They start slowly, romantically, this time, as though the three of them are fitting together, following something innate and inborn rather than dictating their private needs and wants to one another. The spicy smell from the pillow fills the room, fills them all with a floating lightness as it blends into the walls and furniture and turns everything into sunlit forest, soft and cool and green. Then a luminous mist with hints of green and gold in its depths is swirling languidly around them as they make love in the long green grass with the tiny red and yellow wildflowers all around… as they rise up together in the glowing air on their long, golden-tipped, ivory-feathered wings, beating their way gently and without haste ever higher, until at last the world is lost entirely beneath them and they swoop and turn with ever greater rapidity and grace, falling and floating, all three intertwined now, through infinite golden clouds, St. Jacques’s double phallus jade and ruby, twin coiling serpents of light, there deep in both girls simultaneously as they all three cling to one another, not moving, not needing to move anymore, spinning and turning through the cool foggy luminescence of infinite space, the skies beyond the sky, and St. Jacques knows that this is what the phallus in his dreams had always masked and revealed, this ultimate unmoving union, this joyous fusion of flesh and sky.

“I told you that it was just a venal sin, and he’d come to his senses soon,” he hears Terri say to June in a voice that is as much his wife Veronica’s as it is Terri’s, as much Terri’s as it is Veronica’s.
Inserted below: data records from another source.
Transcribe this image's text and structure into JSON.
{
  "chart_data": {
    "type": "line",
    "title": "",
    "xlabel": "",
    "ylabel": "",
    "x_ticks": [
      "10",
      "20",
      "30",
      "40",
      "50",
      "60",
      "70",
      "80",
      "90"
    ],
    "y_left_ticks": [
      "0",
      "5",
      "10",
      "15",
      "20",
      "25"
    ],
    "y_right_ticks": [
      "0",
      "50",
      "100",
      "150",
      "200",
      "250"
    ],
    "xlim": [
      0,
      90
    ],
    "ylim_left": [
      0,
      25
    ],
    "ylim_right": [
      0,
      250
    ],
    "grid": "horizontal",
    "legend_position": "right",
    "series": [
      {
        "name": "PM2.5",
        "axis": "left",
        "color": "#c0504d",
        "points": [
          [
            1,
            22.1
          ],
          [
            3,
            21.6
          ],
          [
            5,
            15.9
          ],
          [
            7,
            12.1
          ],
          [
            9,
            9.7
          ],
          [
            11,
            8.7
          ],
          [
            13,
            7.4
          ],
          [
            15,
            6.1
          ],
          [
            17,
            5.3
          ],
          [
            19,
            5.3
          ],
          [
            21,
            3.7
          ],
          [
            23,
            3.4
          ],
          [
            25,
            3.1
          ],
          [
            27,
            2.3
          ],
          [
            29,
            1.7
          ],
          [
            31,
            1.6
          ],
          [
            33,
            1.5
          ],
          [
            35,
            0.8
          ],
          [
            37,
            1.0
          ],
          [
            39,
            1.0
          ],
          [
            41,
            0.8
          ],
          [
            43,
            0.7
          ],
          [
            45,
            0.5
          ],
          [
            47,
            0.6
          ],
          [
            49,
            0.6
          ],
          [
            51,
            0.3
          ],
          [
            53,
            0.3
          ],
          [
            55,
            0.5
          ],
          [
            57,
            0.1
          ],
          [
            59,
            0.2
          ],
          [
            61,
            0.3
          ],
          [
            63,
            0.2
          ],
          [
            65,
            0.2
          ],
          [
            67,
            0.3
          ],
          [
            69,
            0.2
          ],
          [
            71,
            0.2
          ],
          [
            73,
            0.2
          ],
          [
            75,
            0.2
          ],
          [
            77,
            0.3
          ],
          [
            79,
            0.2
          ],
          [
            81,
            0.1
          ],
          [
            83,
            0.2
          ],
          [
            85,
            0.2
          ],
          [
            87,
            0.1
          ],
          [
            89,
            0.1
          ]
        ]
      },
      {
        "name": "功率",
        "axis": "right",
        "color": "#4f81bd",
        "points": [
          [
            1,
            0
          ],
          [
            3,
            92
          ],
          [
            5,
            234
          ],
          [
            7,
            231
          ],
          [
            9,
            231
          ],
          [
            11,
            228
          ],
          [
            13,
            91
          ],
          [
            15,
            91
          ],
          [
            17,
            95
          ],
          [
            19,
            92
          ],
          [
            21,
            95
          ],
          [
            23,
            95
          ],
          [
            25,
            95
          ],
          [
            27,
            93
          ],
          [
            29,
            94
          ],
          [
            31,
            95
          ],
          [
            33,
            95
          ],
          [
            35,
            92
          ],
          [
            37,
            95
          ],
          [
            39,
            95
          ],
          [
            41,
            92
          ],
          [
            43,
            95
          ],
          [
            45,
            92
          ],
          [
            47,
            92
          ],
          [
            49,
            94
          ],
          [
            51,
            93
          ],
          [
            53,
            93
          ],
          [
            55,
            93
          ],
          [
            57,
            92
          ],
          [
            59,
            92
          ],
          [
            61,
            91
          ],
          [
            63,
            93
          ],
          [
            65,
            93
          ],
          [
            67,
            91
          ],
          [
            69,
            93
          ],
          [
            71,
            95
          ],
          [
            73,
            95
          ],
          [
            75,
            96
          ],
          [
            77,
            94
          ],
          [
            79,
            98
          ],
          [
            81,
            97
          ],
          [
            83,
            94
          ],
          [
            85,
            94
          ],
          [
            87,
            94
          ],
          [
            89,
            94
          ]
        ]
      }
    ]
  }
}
“Angels always do. I owe both of you an apology,” he hears June say in a voice choked with laughter, a voice as much Mother Isobel’s as it is June’s, as much June’s as it is Mother Isobel’s.

“On the contrary,” St. Jacques says, “I’m the one who has to apologize. I’m delighted that Veronica brought you along and gave me the opportunity to make amends.” They all burst out laughing and fall intertwined into the sky.
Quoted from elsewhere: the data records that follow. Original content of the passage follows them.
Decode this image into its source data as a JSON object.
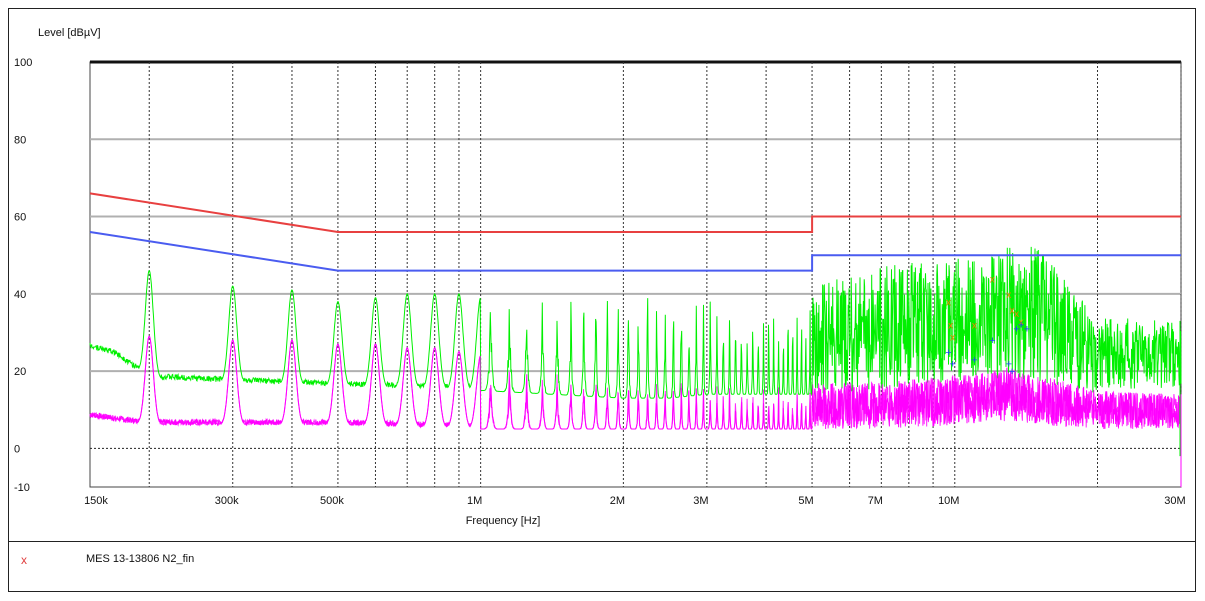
{
  "chart_data": {
    "type": "line",
    "x_scale": "log",
    "ylabel": "Level [dBµV]",
    "xlabel": "Frequency [Hz]",
    "xlim": [
      150000,
      30000000
    ],
    "ylim": [
      -10,
      100
    ],
    "grid": true,
    "y_ticks": [
      100,
      80,
      60,
      40,
      20,
      0,
      -10
    ],
    "y_tick_labels": [
      "100",
      "80",
      "60",
      "40",
      "20",
      "0",
      "-10"
    ],
    "x_ticks": [
      150000,
      300000,
      500000,
      1000000,
      2000000,
      3000000,
      5000000,
      7000000,
      10000000,
      30000000
    ],
    "x_tick_labels": [
      "150k",
      "300k",
      "500k",
      "1M",
      "2M",
      "3M",
      "5M",
      "7M",
      "10M",
      "30M"
    ],
    "colors": {
      "qp_limit": "#e84040",
      "avg_limit": "#4a5cf0",
      "qp_trace": "#00f000",
      "avg_trace": "#ff00ff",
      "qp_markers": "#f08000",
      "avg_markers": "#2040ff"
    },
    "series": [
      {
        "role": "limit-qp",
        "x": [
          150000,
          500000,
          500000,
          5000000,
          5000000,
          30000000
        ],
        "y": [
          66,
          56,
          56,
          56,
          60,
          60
        ]
      },
      {
        "role": "limit-avg",
        "x": [
          150000,
          500000,
          500000,
          5000000,
          5000000,
          30000000
        ],
        "y": [
          56,
          46,
          46,
          46,
          50,
          50
        ]
      },
      {
        "role": "trace-qp",
        "envelope_x": [
          150000,
          170000,
          200000,
          300000,
          500000,
          1000000,
          2000000,
          2500000,
          3000000,
          5000000,
          7000000,
          10000000,
          12000000,
          13000000,
          15000000,
          20000000,
          30000000
        ],
        "envelope_peak": [
          27,
          32,
          46,
          42,
          40,
          41,
          43,
          45,
          45,
          42,
          47,
          50,
          51,
          53,
          52,
          34,
          33
        ],
        "envelope_floor": [
          26,
          24,
          18,
          17,
          16,
          15,
          13,
          13,
          14,
          14,
          15,
          17,
          18,
          18,
          17,
          14,
          16
        ],
        "peaks_x": [
          200000,
          300000,
          400000,
          500000,
          600000,
          700000,
          800000,
          900000,
          1000000
        ],
        "peaks_y": [
          46,
          42,
          41,
          38,
          39,
          40,
          40,
          40,
          39
        ]
      },
      {
        "role": "trace-avg",
        "envelope_x": [
          150000,
          170000,
          200000,
          300000,
          500000,
          1000000,
          2000000,
          3000000,
          5000000,
          7000000,
          10000000,
          12000000,
          13000000,
          15000000,
          20000000,
          30000000
        ],
        "envelope_peak": [
          9,
          10,
          29,
          28,
          26,
          23,
          20,
          18,
          17,
          17,
          19,
          20,
          21,
          19,
          15,
          14
        ],
        "envelope_floor": [
          8,
          7,
          6,
          6,
          6,
          5,
          5,
          5,
          5,
          5,
          6,
          7,
          7,
          6,
          5,
          5
        ],
        "peaks_x": [
          200000,
          300000,
          400000,
          500000,
          600000,
          700000,
          800000,
          900000,
          1000000
        ],
        "peaks_y": [
          29,
          28,
          28,
          27,
          27,
          26,
          26,
          25,
          24
        ]
      }
    ],
    "markers_qp": [
      {
        "x": 9700000,
        "y": 38
      },
      {
        "x": 9800000,
        "y": 32
      },
      {
        "x": 9900000,
        "y": 29
      },
      {
        "x": 11000000,
        "y": 32
      },
      {
        "x": 12000000,
        "y": 44
      },
      {
        "x": 13000000,
        "y": 40
      },
      {
        "x": 13200000,
        "y": 36
      },
      {
        "x": 13500000,
        "y": 35
      },
      {
        "x": 13800000,
        "y": 33
      }
    ],
    "markers_avg": [
      {
        "x": 9700000,
        "y": 25
      },
      {
        "x": 9900000,
        "y": 22
      },
      {
        "x": 11000000,
        "y": 23
      },
      {
        "x": 12000000,
        "y": 28
      },
      {
        "x": 13000000,
        "y": 22
      },
      {
        "x": 13200000,
        "y": 20
      },
      {
        "x": 13500000,
        "y": 31
      },
      {
        "x": 13800000,
        "y": 32
      },
      {
        "x": 14200000,
        "y": 31
      }
    ]
  },
  "status": {
    "marker": "x",
    "text": "MES   13-13806  N2_fin"
  }
}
St. Jacques realizes suddenly that on awakening he will remember only the phallus, the multiple penetrations and spasming releases, that the unity and love and the way they’re all five melting through one another into the infinite sky will be as beyond his own conscious mind’s ability to accept as his earlier, purely sexual fantasies had been beyond Mother Isobel’s comprehension.

The alarm clock goes off and he just has enough time to remind them all—June and Terri and Veronica and Mother Isobel and himself—to forget what’s happened as soon as they awaken. They agree, and then all of them fall laughing out of the sky into their separate selves.

Veronica and St. Jacques wake up beside each other. They stare at each other, wide awake, more refreshed than either can remember having been in years. Neither remembers any of what passed between them in the early morning, when Veronica’s symbiote had finally reached the critical point in its interaction with her nervous system and begun affecting her dreams in the same way her husband’s had been affecting his—a change that had been delayed several days in her case, because she’d eaten so much less of the moldy toast than her husband had that the mold which had taken up residence in her had needed that much longer to multiply to a point where it could affect her.

They smile at each other, feeling a rare mutual sympathy and tenderness and rather surprised by it, unaware that anything has really changed. They then separate to live their separate days, St. Jacques to worry about improving his teaching methods and fantasize endless daisy chains and orgasms, though perhaps a little less obsessively than before; Veronica to work with her geology students and swim team while she daydreams about astral projection and the wonders of heaven.

It took them almost a year to realize and accept what they’d come to mean to each other, decades more to begin to fully integrate their sleeping and waking lives. Sometime during that first year they began making love to each other in the flesh again, and eventually two children were born to their union. And in those two children and their many, many descendants, the blue-green mold lived happily ever after.